I could probably harp on and dissect every title match, but that’s another day altogether. The most dominant Universal Champions have been Brock Lesnar and Goldberg, on a show which features many young, athletic, and charismatic full-timers putting their bodies on the line all year. Who’s more deserving of the accolade? This is the seemingly never-ending dilemma leeching any potential the title’s had since its introduction as an “equal” to the WWE Championship.
Many greats have held the WWE title. We’re aware of Bruno Sammartino, Hulk Hogan, Stone Cold Steve Austin, The Rock, and there are too many others to list here. I remember the first brand extension when the World Heavyweight Championship (Big Gold Belt) was introduced. As a young fan I felt having two major world titles in the same company was counterproductive. And I still do, even more so. Imagine if AJ Styles was the #1 guy? Imagine if he was WWE Champion over Brock Lesnar? Roman Reigns? Braun Strowman? What if he was the main event at PPV? What if he was the poster boy defending the most coveted title in the main event of WrestleMania?
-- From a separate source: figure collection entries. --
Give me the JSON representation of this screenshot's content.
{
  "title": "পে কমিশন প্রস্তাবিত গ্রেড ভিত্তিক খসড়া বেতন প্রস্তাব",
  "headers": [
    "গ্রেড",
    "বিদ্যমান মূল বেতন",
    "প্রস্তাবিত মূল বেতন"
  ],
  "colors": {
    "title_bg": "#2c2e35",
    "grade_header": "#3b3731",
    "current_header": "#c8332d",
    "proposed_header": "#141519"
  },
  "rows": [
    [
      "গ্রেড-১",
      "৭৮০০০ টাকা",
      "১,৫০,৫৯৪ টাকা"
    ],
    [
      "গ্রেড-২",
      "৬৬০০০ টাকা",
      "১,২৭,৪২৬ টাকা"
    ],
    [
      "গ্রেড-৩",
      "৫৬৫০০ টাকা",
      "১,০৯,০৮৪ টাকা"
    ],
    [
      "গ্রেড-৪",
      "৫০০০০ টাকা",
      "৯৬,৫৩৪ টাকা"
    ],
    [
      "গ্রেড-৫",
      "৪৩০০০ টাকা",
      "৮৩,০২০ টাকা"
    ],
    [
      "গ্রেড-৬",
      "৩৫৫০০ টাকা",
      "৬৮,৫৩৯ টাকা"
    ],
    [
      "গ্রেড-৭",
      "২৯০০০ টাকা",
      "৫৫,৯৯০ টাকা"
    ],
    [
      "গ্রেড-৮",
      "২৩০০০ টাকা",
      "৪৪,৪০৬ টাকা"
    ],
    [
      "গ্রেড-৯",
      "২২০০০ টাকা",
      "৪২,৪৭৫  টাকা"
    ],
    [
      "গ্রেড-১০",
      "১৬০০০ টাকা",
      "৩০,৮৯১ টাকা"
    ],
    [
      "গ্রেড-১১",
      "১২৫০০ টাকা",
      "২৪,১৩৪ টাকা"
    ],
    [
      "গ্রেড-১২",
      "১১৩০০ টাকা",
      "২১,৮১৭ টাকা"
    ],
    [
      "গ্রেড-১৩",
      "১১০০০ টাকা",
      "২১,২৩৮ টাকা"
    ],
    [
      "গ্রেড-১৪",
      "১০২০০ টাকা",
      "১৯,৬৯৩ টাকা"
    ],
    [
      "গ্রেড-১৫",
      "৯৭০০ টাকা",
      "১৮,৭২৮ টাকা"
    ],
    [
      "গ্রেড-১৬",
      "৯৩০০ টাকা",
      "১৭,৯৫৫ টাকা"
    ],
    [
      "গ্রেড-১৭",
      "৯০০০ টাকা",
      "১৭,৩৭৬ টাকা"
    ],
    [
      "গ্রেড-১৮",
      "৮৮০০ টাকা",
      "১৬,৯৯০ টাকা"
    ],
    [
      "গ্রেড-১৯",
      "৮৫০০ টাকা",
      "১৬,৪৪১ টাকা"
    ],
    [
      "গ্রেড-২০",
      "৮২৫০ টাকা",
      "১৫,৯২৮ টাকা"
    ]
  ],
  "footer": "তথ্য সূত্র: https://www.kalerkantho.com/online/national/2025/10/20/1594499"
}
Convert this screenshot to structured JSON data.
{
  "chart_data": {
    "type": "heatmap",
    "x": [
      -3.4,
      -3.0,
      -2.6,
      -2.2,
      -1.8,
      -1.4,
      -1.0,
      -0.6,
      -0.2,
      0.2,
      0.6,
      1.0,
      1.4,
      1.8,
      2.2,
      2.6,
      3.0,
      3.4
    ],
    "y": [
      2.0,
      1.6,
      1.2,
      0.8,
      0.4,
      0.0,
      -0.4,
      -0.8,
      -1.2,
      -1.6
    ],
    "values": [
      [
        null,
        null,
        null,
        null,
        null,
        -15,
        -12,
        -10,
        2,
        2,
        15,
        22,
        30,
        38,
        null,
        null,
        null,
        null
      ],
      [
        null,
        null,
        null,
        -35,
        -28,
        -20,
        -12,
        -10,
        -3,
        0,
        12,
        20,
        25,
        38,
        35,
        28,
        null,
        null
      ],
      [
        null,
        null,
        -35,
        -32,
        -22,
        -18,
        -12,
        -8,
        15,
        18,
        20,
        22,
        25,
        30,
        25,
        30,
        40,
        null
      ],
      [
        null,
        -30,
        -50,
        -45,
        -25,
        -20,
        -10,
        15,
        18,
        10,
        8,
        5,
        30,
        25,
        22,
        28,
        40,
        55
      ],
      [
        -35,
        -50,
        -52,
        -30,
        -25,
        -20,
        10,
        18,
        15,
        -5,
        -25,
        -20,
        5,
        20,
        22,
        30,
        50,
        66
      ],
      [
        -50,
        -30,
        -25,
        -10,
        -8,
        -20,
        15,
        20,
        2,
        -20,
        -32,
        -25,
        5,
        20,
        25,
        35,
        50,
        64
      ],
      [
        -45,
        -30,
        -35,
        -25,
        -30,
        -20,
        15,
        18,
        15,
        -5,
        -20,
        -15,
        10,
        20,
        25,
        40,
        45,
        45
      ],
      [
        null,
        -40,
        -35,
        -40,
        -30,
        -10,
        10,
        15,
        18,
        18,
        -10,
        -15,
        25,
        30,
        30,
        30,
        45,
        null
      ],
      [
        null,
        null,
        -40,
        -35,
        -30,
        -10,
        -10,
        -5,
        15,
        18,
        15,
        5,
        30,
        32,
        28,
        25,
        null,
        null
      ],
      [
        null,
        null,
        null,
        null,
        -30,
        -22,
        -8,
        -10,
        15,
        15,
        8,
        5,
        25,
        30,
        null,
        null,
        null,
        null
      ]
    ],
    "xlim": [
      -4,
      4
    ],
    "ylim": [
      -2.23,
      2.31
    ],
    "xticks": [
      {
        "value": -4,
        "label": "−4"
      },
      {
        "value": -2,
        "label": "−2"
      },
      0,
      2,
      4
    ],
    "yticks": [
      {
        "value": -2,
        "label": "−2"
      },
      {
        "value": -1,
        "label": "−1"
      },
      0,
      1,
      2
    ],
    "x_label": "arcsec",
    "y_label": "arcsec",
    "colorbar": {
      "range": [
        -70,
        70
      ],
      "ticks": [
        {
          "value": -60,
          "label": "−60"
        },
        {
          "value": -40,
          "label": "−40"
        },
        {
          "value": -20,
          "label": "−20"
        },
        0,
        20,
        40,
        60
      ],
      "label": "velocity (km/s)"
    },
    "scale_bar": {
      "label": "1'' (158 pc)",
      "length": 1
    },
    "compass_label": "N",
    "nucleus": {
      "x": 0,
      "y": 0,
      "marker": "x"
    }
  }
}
While AJ Styles has had the biggest year of his career, it’s safe to say he’s not had the same level of promotion than the Universal Champions. One issue he’s faced is being on SmackDown LIVE with a smaller roster, so he’s not had the same exposure because the brand struggles to draw fans like it did. This is more to do with WWE keeping most of their major storylines and surprises for Raw; so there’s less anticipation.
When WWE brought the brand split back, SmackDown LIVE got a stacked roster and often did better than Raw with an hour less per week. It probably still does to many, but it’s not “must-see” (not that I’m saying Raw is). Monday nights are more unpredictable, while SmackDown LIVE is about the matches. One week after it reached its 1000 episode milestone with an average tribute of nostalgia, SmackDown LIVE quietly went back to being just another WWE show.
Luckily AJ Styles has put in some great work with his rivals this year, giving us competitive title matches conveniently placed in the middle of stacked cards to not “steal the show”. In these times it seems the demotion of the WWE title has been accepted, much like when John Bradshaw Layfield ruled over SmackDown LIVE. But we know AJ Styles is the consummate professional, and he doesn’t care where he is on the card so long as he can do what he does best.
That’s all well and good, but I’m positive many fans would prefer a champion like him being the #1 guy. They might even buy a PPV, subscribe to the WWE Network, or get a ticket to see something like that in person. Management has such an incredible reliance on the already established legends that AJ Styles has to make do with what he’s given. And so do the many who believe he deserves better.
So while the WWE title has played second fiddle lately, it’s been through it before and survived. I might be one of a few, but I’m a firm believer a World Championship should be the only one. So long as the Universal Title exists on a show deemed more important, it cuts the importance of anyone who holds them by half. Could you imagine if there was another WWF Champion in Bruno Sammartino’s era? Or Hulk Hogan’s? Bret Hart and Shawn Michaels? Their legacies would not have been as great. They would’ve never been able to claim they were the #1 champion of their generation.
Although the title jumped around a lot in the Attitude Era, it remained the #1 title fought over by Hall of Fame worthy names on the same show; whether it be Raw or SmackDown. Splitting rosters and introducing duplicate titles has severely diminished the feeling of grandeur. No one can ever truly say they’re the best, not until they hold titles from both shows and unify them.